Bunte Hunde
Schon mal darüber nachgedacht, warum man den ‚Tatort‘ prinzipiell mag? Und nur die miefigen Figuren, biederen Schauplätze und gymnasialen Dialoge so peinlich findet, daß man meistens nach zehn Minuten zur Fernbedienung greift (so lange jedenfalls nicht Peter Keglevic oder Dominik Graf inszenieren). Dafür gibt es einen einfachen Grund: Krimi ist prinzipiell okay, ebenso deutsche Schauplätze. Es muß eben nicht immer der Sunset Boulevard oder der Times Square sein und nicht mal Komödie, wie man uns seit ein paar Jahren in Deutschland immer wieder erzählen will. Der Romanautor und Regisseur Lars Becker hat mit seinem Erstling ‚Schattenboxer‘ gezeigt, daß auch schlichte Genrefilme aus und in Deutschland Erfolg haben können. Sein zweites Werk ‚Bunte Hunde‘ ist nun in jeder Hinsicht sowohl Fortsetzung als auch Steigerung dieser Haltung: Der Thriller um eine Bande von Autoschiebern, die von einem sperrigen Kommissar verfolgt werden, ist in Sachen Handwerk, Spannung und Casting einem vergleichbaren Film aus den USA absolut ebenbürtig.

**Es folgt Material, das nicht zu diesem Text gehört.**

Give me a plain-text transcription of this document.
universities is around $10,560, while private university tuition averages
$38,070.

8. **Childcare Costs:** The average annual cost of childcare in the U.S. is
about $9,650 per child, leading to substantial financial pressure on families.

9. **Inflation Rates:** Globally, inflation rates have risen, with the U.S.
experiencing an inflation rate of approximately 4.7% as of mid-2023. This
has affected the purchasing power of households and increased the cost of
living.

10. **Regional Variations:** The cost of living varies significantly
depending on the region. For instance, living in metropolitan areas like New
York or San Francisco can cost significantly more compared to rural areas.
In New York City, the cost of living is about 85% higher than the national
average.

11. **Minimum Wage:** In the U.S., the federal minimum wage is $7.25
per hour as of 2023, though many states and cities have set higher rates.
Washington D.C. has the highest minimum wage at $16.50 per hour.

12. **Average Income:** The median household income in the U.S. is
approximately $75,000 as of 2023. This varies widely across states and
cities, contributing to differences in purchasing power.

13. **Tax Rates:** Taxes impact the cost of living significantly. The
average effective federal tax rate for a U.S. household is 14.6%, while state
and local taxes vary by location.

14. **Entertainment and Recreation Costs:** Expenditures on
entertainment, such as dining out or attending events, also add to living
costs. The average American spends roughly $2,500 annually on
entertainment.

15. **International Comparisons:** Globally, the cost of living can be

Die Drei von der Knackstelle: Toni Starek (Peter Lohmeyer), Pepe Brenner (Til Schweiger) und Guru Freiland Qan Gregor Kemp) vertreiben sich die Nächte, indem sie noble Karossen aufbrechen und über die Grenze in Ostblockländer verschieben. Kommissar Goethals (Christian Redl) sucht das zu verhindern, immer wieder, und stets erfolglos. Zwar landen Starek und Brenner im Gegensatz zum Proleten Freiland im Knast, weil Dumpfbirne Brenner im Verhör seinen Mund nicht halten kann. Von dort bricht Starek allerdings mit Hilfe der blonden Schönheit Mona schon bald wieder aus und organisiert mit Kumpel Guru schon die nächsten Brüche.
Auch Verräter Pepe kommt bald wieder ins Spiel, doch das ist eine andere Episode in diesem komplex arrangierten Thriller. Was unterscheidet nun einen ‚Tatort‘ von ‚Bunte Hunde‘? Erstens: Lars Becker hat einen guten Blick für kraftvolle Bilder, die man Deutschland gar nicht zutraut, sei es nun die Szene einer Kleinstadt im Morgengrauen, sei es das dampfend-hektische Nachtleben der Großstadt. Punkt zwei: Die Besetzung. Bis in die kleinste Nebenrolle hinein ist ‚Bunte Hunde‘ mit unverwechselbaren Typen ausgestattet, die trotz ihrer Schrulligkeit nie wirken, als seien sie aus einem Fellini-Film gefallen. Und Peter Lohmeyer als stenziger Ganove, der wenig kann und wenig weiß, aber trotzdem über eine große innere Stärke zu verfügen scheint, ist in diesem Lichtspiel das Trumpf-As. Dritter Bonus-Punkt: Becker kann Dialoge schreiben. Knapp und unverblümt kommt er auf den Punkt. Er charakterisiert seine Figuren mit ein, zwei Sätzen und er weiß genau, wann sie gefälligst ihren Mund zu halten haben. Und so kommt es, daß man in ‚Bunte Hunde‘ nach 100 Minuten Spaß und Spannung plötzlich ganz genau weiß, wie ein guter deutscher Krimi auszusehen hat. Und warum der ‚Tatort‘ im Fernsehen mit sinkenden Einschaltquoten zu kämpfen hat, weiß man plötzlich auch.